5. Les conglomérés, dans leur grande majorité, acquièrent les tons compacts et perdent les tons de leurs composantes. Dans certains cas les tons originaux sont maintenus: sìgíńfě ‘étranger établis depuis longtemps dans le village’ (dans l’orthographe normalisée : sìgíńfɛ̀ ) , táakàsègín ‘aller-retour’ (táakàsègin), jèníkàɲìmí ‘occasion à saisir’ (dans l’orthographe normalisée : jènikàɲìmi ). Cependant, ces tons peuvent être remplacés facultativement par des tons compacts : sìgìnfɛ́ (sìginfɛ), táakáségín (táakasegin), jènìkàɲímí (jènikaɲimi).
Il y a un certain nombre des conglomérés « non-intégrés » qui maintiennent les tons originaux de leurs composantes : cɛ̀tɛ́mùsòtɛ́ ‘hermaphrodite ; homosexuel’. D’après les observations de Dumestre, les conglomérés brefs (3 syllabes ou moins) ont une forte tendance à passer au modèle compact, tandis que les conglomérés plus longs maintiennent plus souvent les tons de leurs composantes.
Les conglomérés constituent une liste ouverte. Ils se dérivent selon plusieurs modèles, et chaque modèle peut produire des schémas tonals différents. Il semble peu réaliste de calculer tous les schémas tonals des conglomérés.

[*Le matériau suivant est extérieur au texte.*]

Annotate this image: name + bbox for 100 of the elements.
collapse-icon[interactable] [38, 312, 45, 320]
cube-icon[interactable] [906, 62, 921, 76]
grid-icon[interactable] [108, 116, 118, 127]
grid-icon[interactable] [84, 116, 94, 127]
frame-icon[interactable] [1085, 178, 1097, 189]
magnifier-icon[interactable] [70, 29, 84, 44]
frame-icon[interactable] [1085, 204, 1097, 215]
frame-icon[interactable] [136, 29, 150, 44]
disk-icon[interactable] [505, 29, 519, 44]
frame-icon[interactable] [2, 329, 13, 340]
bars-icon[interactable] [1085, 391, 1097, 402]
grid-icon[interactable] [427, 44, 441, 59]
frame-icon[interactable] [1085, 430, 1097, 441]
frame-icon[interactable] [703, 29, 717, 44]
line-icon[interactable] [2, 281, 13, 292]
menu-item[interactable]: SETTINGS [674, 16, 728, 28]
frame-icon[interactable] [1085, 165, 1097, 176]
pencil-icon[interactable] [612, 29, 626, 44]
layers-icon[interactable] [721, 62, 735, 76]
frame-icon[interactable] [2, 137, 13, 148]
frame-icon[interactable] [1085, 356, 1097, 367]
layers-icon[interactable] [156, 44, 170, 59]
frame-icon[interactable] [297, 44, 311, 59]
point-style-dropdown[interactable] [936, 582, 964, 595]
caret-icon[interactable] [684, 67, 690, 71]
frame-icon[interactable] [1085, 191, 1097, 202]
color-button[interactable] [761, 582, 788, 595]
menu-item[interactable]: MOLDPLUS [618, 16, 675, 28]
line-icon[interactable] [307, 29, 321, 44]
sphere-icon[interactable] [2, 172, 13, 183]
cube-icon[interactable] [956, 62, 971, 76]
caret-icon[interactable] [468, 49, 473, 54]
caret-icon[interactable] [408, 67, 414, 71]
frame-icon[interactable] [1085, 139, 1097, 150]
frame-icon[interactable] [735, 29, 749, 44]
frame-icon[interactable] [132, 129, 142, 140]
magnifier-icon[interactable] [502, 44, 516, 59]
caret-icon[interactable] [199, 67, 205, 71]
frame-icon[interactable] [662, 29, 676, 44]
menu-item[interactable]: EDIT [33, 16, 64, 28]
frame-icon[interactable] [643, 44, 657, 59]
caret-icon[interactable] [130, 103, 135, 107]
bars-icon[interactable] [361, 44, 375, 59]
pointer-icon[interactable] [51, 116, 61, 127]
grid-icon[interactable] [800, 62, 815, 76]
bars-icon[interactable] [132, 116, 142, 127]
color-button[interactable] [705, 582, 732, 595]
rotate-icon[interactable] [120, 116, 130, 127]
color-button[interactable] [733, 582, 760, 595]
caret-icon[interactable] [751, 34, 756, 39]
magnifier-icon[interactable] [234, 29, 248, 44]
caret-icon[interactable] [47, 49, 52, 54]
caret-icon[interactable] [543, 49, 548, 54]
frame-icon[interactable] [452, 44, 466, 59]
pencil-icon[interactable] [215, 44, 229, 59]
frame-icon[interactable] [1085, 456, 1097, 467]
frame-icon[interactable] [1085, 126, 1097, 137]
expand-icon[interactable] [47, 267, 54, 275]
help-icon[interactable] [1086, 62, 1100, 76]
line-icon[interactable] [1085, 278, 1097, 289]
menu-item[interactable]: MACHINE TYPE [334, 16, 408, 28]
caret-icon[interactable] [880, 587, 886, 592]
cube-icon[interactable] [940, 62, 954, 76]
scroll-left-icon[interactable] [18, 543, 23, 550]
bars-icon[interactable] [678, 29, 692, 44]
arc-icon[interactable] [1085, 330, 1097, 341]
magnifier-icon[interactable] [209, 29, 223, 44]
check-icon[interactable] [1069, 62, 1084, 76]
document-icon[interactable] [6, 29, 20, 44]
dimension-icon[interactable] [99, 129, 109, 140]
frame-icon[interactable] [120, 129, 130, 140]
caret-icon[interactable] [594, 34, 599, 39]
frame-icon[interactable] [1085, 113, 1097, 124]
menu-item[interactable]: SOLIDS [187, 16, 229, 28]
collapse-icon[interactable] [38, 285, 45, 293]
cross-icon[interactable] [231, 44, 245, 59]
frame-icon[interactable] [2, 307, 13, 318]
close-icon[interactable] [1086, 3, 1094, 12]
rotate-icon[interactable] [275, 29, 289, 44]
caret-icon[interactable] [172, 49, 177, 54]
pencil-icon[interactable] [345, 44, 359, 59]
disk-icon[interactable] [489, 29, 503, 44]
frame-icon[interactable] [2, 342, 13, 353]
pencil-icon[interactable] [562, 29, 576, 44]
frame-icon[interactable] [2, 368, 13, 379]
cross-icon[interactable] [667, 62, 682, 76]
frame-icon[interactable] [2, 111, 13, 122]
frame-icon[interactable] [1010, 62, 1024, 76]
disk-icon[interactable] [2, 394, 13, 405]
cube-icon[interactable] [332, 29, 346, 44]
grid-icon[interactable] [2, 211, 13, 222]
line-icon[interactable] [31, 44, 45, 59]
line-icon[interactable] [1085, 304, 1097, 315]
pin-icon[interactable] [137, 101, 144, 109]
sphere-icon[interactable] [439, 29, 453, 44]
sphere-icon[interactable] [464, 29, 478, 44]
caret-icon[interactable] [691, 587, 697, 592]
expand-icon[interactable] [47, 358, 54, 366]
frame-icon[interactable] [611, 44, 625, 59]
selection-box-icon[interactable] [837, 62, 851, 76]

6. Lorsqu’un nom à ton mineur sert de base de dérivation, ou lorsqu’il devient une composante d’un mot composé, il passe à une classe tonale régulière (le ton de la première syllabe définit le contour tonal du mot entier). Ex. : nkárǎngé ‘piège’ »» nkárangenin ‘petit piège’, bámànán ‘Bambara’ »» bámanankan ‘la langue bambara’.